India's floriculture sector is, by every headline metric, in full bloom. The area under flower cultivation has touched a record 4 lakh hectares in 2025-26, recovering sharply from a low of 2.82 lakh hectares in 2021-22, according to official data. Gross value added from the sector has surged from ₹39,287 crore in 2019-20 to ₹51,643 crore in 2023-24. The numbers suggest an industry firing on all cylinders.
National boom and structural drivers
The national boom is being driven not by new frontiers opening up but by old ones holding firm. Farmers in established growing states are expanding acreage despite mounting pressure from urbanisation and surging real estate values, racing to extract more from the land before it is swallowed by spreading cities, the source reported. This growth is born as much of necessity as of opportunity.
Among the top states in flower production during 2023-24, the highest share in national output was recorded by:
- Tamil Nadu (19%)
- Madhya Pradesh (14%)
- Karnataka (12%)
- Andhra Pradesh (11%)
- West Bengal (10%)
The share of floriculture in overall horticulture production, which reached a record 377.78 million tonnes and higher than even foodgrain output, has jumped from 0.76% in 2014-15 to 1.2% in 2025-26.
The Northeast retreat
Yet travel to the mist-covered hills of Arunachal Pradesh, and a very different story unfolds. In 2009-10, the state cultivated 1,200 hectares of cut flowers, producing 2,860 tonnes annually, enough to rank it among the country's top two anthurium producers, trailing only Mizoram. Today, that bloom has all but vanished. Farmers have drifted to other crops, and the anthurium has migrated south and east, finding new enthusiasts in Meghalaya, Nagaland, Bihar, West Bengal, and Kerala.
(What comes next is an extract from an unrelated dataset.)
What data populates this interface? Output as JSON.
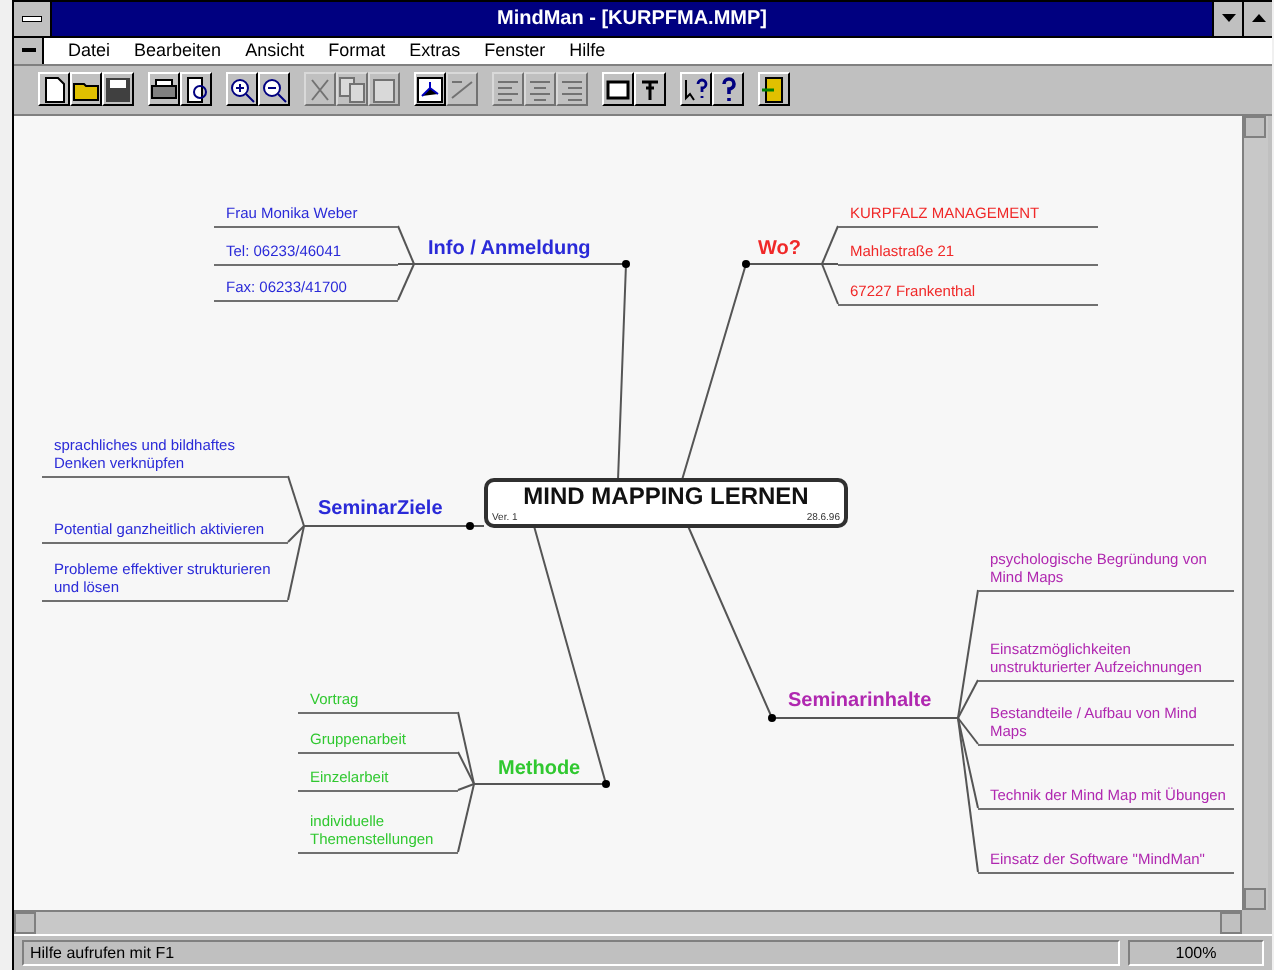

Other states in the region show mixed trends:
| State | Area under flower cultivation (hectares) | Change |
|---|---|---|
| Sikkim | 242 (2025-26) | Unchanged from 2015-16 |
| Mizoram | 50 (2025-26) | Down from 240 in 2017-18 |
| Nagaland | 1,190 (2023-24) | Up from 70 in 2015-16 |
Sikkim, a leading grower of orchid, reported total area of 242 hectares and production of 16,509 tonnes in 2025-26, maintained at the same level as a decade ago. In contrast, Mizoram's area has shrunk dramatically.
Shift in crop patterns and infrastructure gaps
In the Northeast, flower cultivation is losing ground to more immediately lucrative crops, hampered further by infrastructure gaps and the absence of reliable market linkages, leaving a region blessed with altitude, biodiversity, and climate sitting largely on the sidelines of an industry boom it once helped seed, according to the source.
India started collecting area, production, and other data on flowers only from 1993-94. Even the production number of cut flowers was added from 2012-13; until then it was only loose flowers.
Outlook and implications
The paradox of a record-setting national floriculture sector coexisting with a withering Northeast highlights structural imbalances. While established states like Tamil Nadu and Madhya Pradesh continue to drive growth, the region once heralded as the next frontier struggles with infrastructure and market access. For commodity traders and analysts, the divergence suggests that future supply growth may concentrate in traditional hubs rather than new regions, potentially leading to higher price volatility if urbanisation eventually curbs acreage in those hubs. Key upcoming data releases include the next annual horticulture production survey, which will provide further clarity on area and output trends across states.